Australia: The Land Where Time Began
Flooding of the Continents when Sea Levels were High
The chalk cliffs on almost every continent are recognisable as being of Cretaceous age, the name actually being from the Latin word for chalk ‘creta’. Chalk is a fine-grained pure limestone the outer surface of which is often soft and crumbly.
The extent of the Tethys at its peak is indicated by the chalk deposits of Cretaceous age that are present in many parts of the world. The hills of chalk are gentle and rolling but the author3 describes chalk soil as ‘scruffy’ and harsh, covered with sparse vegetation. Though the rock crumbles to the touch, cliff lines of such rock are steep, sharp and dramatic. It remains cool to the touch even when it is exposed to strong, harsh sunlight in very hot locations and is often speckled with irregular dark nodules of flint. Half-rounded flint pebbles are common on beaches of the present, though the uplands of chalk may he been completely gone, having been dissolved and swept out to sea.
Chalk from the central Tethys can be found on the axis of the Mediterranean countries – Crete, Corsica, Calabria, Sicily, as well as a number of the Greek islands. The author3 describes it as thick, very fine-grained and monotonous. Under a scanning electron microscope each layer of chalk can be seen to be composed of coccolith platelets of calcium carbonate with a diameter of 1 micron.
Chalk is present from the Carpathians to beyond the Black Sea, south through the Middle East and across North Africa. It also spread over what had previously been dry land of the continents that after years of persistent erosion had become flat and low-lying. The Tethys had spread from Libya and Tunisia across Africa to Nigeria and into the South Atlantic that was rapidly growing. From the Gulf of Mexico it spread to the north through Texas, Alabama, and Colorado, linking with the Mowry Sea further to the north, and from there into the Arctic Ocean. During the Jurassic modern style tropical coral reefs had taken over but were replaced in the Late Cretaceous by rudist bivalves, an unusual type of mollusc that had a bottom shell that was cone-shaped and an upper shell that was lid-like. Very large numbers of these molluscs grew together and appear to have temporarily smothered the hexacorals as they competed for space. Further north Tethys’ chalk and rudist reefs were replaced on the seafloor by sandier shorelines and Arctic clays.
The Anglo-Paris Basin is one of the classic northern European regions that were covered by these chalk seas. There are high white cliffs on both sides of the English Channel (or La Manche), the Cliffs of Dover and the Seven Sisters of Kent and Les Falaises d’Etretat in northern France.

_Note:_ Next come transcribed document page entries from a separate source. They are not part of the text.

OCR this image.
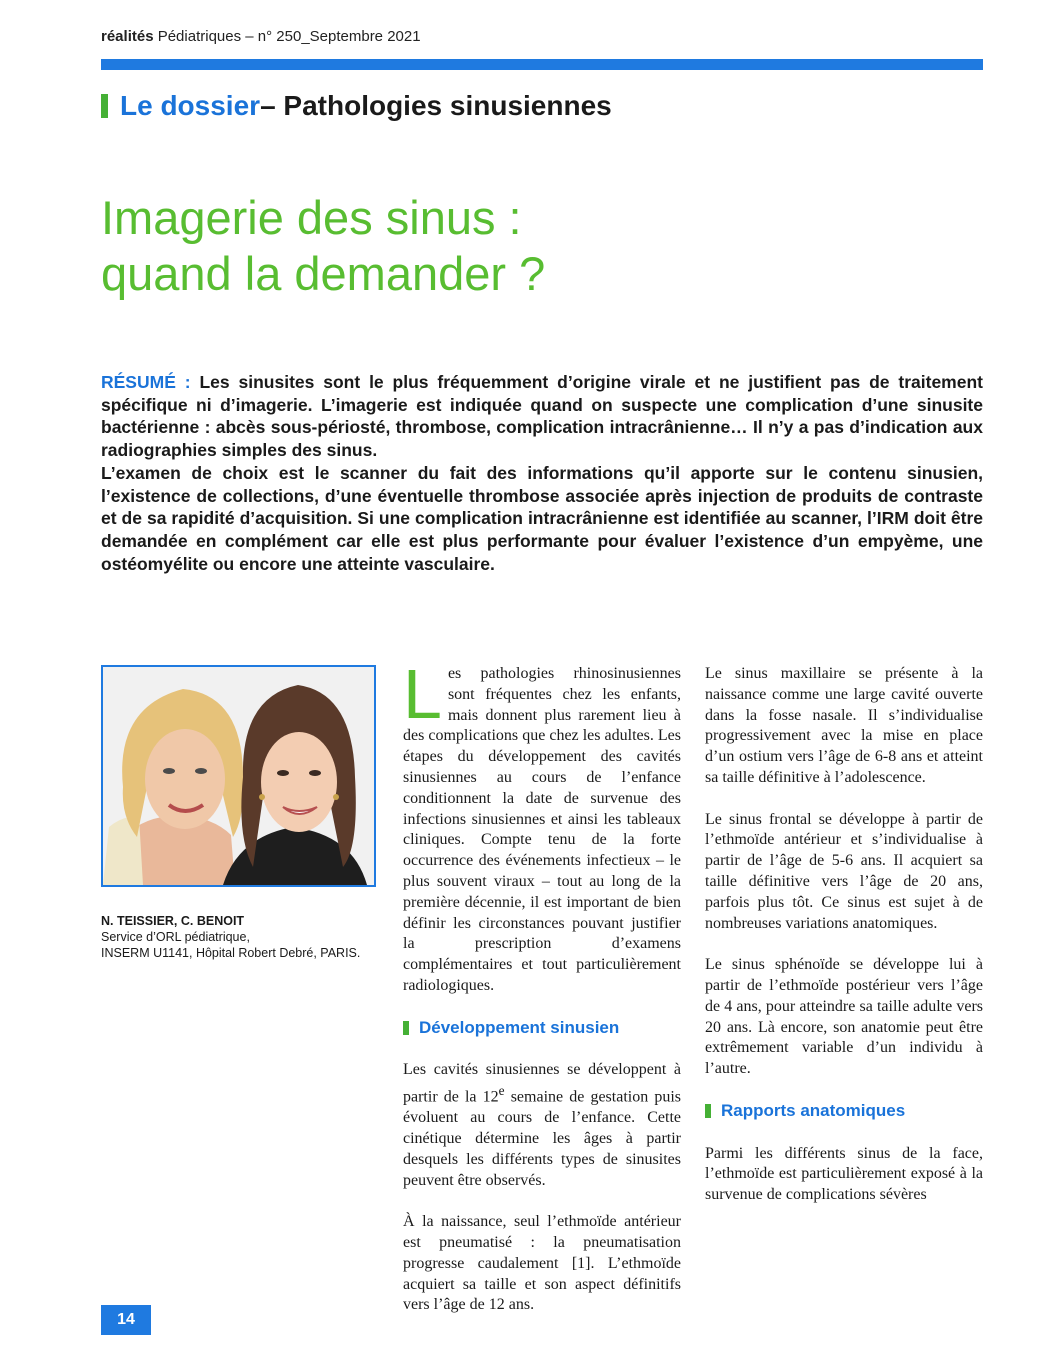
réalités Pédiatriques – n° 250_Septembre 2021
Le dossier – Pathologies sinusiennes
Imagerie des sinus :
quand la demander ?

RÉSUMÉ : Les sinusites sont le plus fréquemment d’origine virale et ne justifient pas de traitement spécifique ni d’imagerie. L’imagerie est indiquée quand on suspecte une complication d’une sinusite bactérienne : abcès sous-périosté, thrombose, complication intracrânienne… Il n’y a pas d’indication aux radiographies simples des sinus.

L’examen de choix est le scanner du fait des informations qu’il apporte sur le contenu sinusien, l’existence de collections, d’une éventuelle thrombose associée après injection de produits de contraste et de sa rapidité d’acquisition. Si une complication intracrânienne est identifiée au scanner, l’IRM doit être demandée en complément car elle est plus performante pour évaluer l’existence d’un empyème, une ostéomyélite ou encore une atteinte vasculaire.

N. TEISSIER, C. BENOIT
Service d’ORL pédiatrique,
INSERM U1141, Hôpital Robert Debré, PARIS.

Les pathologies rhinosinusiennes sont fréquentes chez les enfants, mais donnent plus rarement lieu à des complications que chez les adultes. Les étapes du développement des cavités sinusiennes au cours de l’enfance conditionnent la date de survenue des infections sinusiennes et ainsi les tableaux cliniques. Compte tenu de la forte occurrence des événements infectieux – le plus souvent viraux – tout au long de la première décennie, il est important de bien définir les circonstances pouvant justifier la prescription d’examens complémentaires et tout particulièrement radiologiques.

Développement sinusien

Les cavités sinusiennes se développent à partir de la 12e semaine de gestation puis évoluent au cours de l’enfance. Cette cinétique détermine les âges à partir desquels les différents types de sinusites peuvent être observés.

À la naissance, seul l’ethmoïde antérieur est pneumatisé : la pneumatisation progresse caudalement [1]. L’ethmoïde acquiert sa taille et son aspect définitifs vers l’âge de 12 ans.

Le sinus maxillaire se présente à la naissance comme une large cavité ouverte dans la fosse nasale. Il s’individualise progressivement avec la mise en place d’un ostium vers l’âge de 6-8 ans et atteint sa taille définitive à l’adolescence.

Le sinus frontal se développe à partir de l’ethmoïde antérieur et s’individualise à partir de l’âge de 5-6 ans. Il acquiert sa taille définitive vers l’âge de 20 ans, parfois plus tôt. Ce sinus est sujet à de nombreuses variations anatomiques.

Le sinus sphénoïde se développe lui à partir de l’ethmoïde postérieur vers l’âge de 4 ans, pour atteindre sa taille adulte vers 20 ans. Là encore, son anatomie peut être extrêmement variable d’un individu à l’autre.

Rapports anatomiques

Parmi les différents sinus de la face, l’ethmoïde est particulièrement exposé à la survenue de complications sévères

14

The North and South Downs of England are of chalk rock. They disappear beneath the North Sea but are seen again in Denmark. Wherever they are present they are very similar throughout the area covered by the Tethys. The author3 suggests they are even more distinctive for the number of black flints present in bands that are more or less regularly spaced.
In the plankton of the oceans coccoliths, that had calcite shells and diatoms that had clear silica glass shells, had come to dominate. There were also many organisms in the zooplankton, such as foraminifers, calpionellids and silicoflagellates. The white ooze covering the seafloor that resulted from the constant rain of the shells of these small organisms that had died, or been eaten by the zooplankton, was formed of this skeletal debris. Diatoms and silicoflagellates make their ornate skeletal enclosures of the opal type of silica, and when there is no living tissue in contact with it as the carapace is buried in the sediment it soon becomes chemically unstable. This opaline silica dissolves in the pore water of the sediment, and when the chemical conditions have change enough it precipitates out around a nucleus to form flint nodules that are of irregular shapes and formed of quartz, the ultrastable form of silica. The crystal lattice of the quartz nodules has impurities that impart a distinctive colour to it, black if the impurities are organic matter, brown or yellow hues if it is iron.
The stability and climate of the seas at that time can be indicated by the regular banding of the chalk-flint bands. The author3 suggests the banding was probably caused by an original periodicity in the flux of diatoms to the bed of the ocean, this in turn being driven by long-term cycles in the climate that were related to periodic changes in the Earth’s orbit around the Sun. Milan Milankovitch, a Serbian mathematician demonstrated that there were subtle changes in 3 different aspects of the Earth’s orbit:
· There is a variation of 6 % over 100,000 years in the degree of eccentricity in the Earth’s elliptical orbit;
· There a variation of a few degrees in the tilt of the Earth’s axis over 41,000 years;
· The Earth’s wobbles as it moves along its orbit, in a fashion similar to a top, over a period of 22,000 years.
Slight, though significant, differences in global temperatures result from the complicated interaction between these different cycles. The Milankovitch cyclicity has been used to explain the alternating periods of the phases of glacials and interglacials of the last ice age. It has since been implicated by some in other cycles, such as mass extinction events.
Stow, Dorrik, 2010, Vanished Ocean; How Tethys Reshaped the World, Oxford University Press.